One can start in Python via the following simple code which computes the forward and backprojection of a phantom:

```
# initial import
import numpy as np
import pyopencl as cl
import matplotlib.pyplot as plt
import gratopy
# discretization parameters
number_angles = 60
number_detectors = 300
Nx = 300
# Alternatively to number_angles one could give as angle input
# angles = np.linspace(0, np.pi, number_angles+1)[:-1]
# create pyopencl context
ctx = cl.create_some_context()
queue = cl.CommandQueue(ctx)
# create phantom as test image (a pyopencl.array.Array of dimensions (Nx, Nx))
phantom = gratopy.phantom(queue,Nx)
# create suitable projectionsettings
PS = gratopy.ProjectionSettings(queue, gratopy.RADON, phantom.shape,
number_angles, number_detectors)
# compute forward projection and backprojection of created sinogram
# results are pyopencl arrays
sino = gratopy.forwardprojection(phantom, PS)
backproj = gratopy.backprojection(sino, PS)
# plot results
plt.figure()
plt.title("Generated Phantom")
plt.imshow(phantom.get(), cmap="gray")
plt.figure()
plt.title("Sinogram")
plt.imshow(sino.get(), cmap="gray")
plt.figure()
plt.title("Backprojection")
plt.imshow(backproj.get(), cmap="gray")
plt.show()
```

The following depicts the plots created by this example.

## Second example: Fanbeam transform

As a second example, we consider a fanbeam geometry that has a detector that is 120 (cm) wide, the distance from the the source to the center of rotation is 100 (cm),
while the distance from the source to the detector is 200 (cm).

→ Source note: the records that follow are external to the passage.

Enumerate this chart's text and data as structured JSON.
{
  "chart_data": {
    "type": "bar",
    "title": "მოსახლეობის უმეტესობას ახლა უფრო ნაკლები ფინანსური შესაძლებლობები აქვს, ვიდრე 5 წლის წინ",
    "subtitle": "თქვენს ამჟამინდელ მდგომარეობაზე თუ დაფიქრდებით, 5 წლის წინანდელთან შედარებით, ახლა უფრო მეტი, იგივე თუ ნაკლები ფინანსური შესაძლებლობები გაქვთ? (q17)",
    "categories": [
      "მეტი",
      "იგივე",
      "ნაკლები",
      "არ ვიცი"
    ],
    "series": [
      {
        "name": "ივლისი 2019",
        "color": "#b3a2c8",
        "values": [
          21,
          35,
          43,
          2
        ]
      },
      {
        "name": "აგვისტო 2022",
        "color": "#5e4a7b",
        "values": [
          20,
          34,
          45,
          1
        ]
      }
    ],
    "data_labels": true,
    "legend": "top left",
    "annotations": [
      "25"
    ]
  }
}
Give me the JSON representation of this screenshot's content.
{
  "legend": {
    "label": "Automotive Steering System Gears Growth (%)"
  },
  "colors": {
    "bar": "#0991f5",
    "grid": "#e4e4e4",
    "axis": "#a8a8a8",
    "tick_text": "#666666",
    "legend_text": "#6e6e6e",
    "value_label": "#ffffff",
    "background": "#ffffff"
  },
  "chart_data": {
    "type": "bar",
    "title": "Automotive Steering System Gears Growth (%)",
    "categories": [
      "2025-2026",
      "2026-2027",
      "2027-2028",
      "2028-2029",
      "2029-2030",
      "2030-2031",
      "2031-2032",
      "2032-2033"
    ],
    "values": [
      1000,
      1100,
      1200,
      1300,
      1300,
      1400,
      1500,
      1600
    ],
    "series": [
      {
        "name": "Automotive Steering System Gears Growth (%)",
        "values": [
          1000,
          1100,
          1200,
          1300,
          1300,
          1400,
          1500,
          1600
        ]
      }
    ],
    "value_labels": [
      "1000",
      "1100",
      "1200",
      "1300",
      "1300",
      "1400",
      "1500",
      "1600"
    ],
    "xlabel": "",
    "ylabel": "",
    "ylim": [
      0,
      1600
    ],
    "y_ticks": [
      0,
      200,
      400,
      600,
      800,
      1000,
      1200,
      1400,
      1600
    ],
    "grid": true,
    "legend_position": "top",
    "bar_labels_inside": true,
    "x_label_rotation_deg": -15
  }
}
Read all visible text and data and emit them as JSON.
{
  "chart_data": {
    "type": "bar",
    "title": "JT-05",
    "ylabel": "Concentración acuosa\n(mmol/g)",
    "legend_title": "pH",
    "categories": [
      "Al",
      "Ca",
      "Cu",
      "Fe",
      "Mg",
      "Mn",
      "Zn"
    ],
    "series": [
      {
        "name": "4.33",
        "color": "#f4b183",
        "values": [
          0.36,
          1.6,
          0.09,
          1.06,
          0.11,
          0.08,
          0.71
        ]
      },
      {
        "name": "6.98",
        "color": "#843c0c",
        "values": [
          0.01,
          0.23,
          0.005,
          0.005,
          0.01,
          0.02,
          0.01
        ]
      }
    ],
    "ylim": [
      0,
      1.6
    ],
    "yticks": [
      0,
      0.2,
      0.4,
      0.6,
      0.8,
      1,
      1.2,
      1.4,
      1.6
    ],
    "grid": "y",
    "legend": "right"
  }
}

We do not choose the **image_width** but rather let gratopy automatically determine a suitable **image_width**. We visualize the defined geometry via the `gratopy.ProjectionSettings.show_geometry`

method.

```
# initial import
import numpy as np
import pyopencl as cl
import matplotlib .pyplot as plt
import gratopy
# discretization parameters
number_angles = 60
number_detectors = 300
image_shape = (500, 500)
# create pyopencl context
ctx = cl.create_some_context()
queue = cl.CommandQueue(ctx)
# physical parameters
my_detector_width = 120
my_R = 200
my_RE = 100
# fanbeam setting with automatic image_width
PS1 = gratopy.ProjectionSettings(queue, gratopy.FANBEAM,
img_shape=image_shape,
angles=number_angles,
n_detectors=number_detectors,
detector_width=my_detector_width,
R=my_R, RE=my_RE)
print("image_width chosen by gratopy: {:.2f}".format((PS1.image_width)))
# fanbeam setting with set image_width
my_image_width = 80.0
PS2 = gratopy.ProjectionSettings(queue, gratopy.FANBEAM,
img_shape=image_shape,
angles=number_angles,
n_detectors=number_detectors,
detector_width=my_detector_width,
R=my_R, RE=my_RE,
image_width=my_image_width)
# plot geometries associated to these projectionsettings
fig, (axes1, axes2) = plt.subplots(1,2)
PS1.show_geometry(np.pi/4, figure=fig, axes=axes1, show=False)
PS2.show_geometry(np.pi/4, figure=fig, axes=axes2, show=False)
axes1.set_title("Geometry chosen by gratopy as: {:.2f}".format((PS1.image_width)))
axes2.set_title("Geometry for manually-chosen image_width as: {:.2f}"
.format((my_image_width)))
plt.show()
```

Once the geometry has been defined via the **projectionsetting**, forward and backprojections can be used just like for the Radon transform in the first example.
Note that the automatism of gratopy chooses **image_width** = 57.46 (cm). When looking at the corresponding plot via `gratopy.ProjectionSettings.show_geometry`

, the **image_width** is such that the entirety of an object inside
the blue circle (with diameter 57.46) is exactly captured by each projection, and thus, the area represented by the image corresponds to the yellow rectangle and blue circle which is the smallest rectangle to capture the entire object. On the other hand, the outer red circle illustrates the diameter of the smallest circular object entirely containing the image.

Plot produced by `gratopy.ProjectionSettings.show_geometry`

for the fanbeam setting with automatic and manually chosen **image_width**, both for projection from 45°.

Further examples can be found in the source files of the Test examples.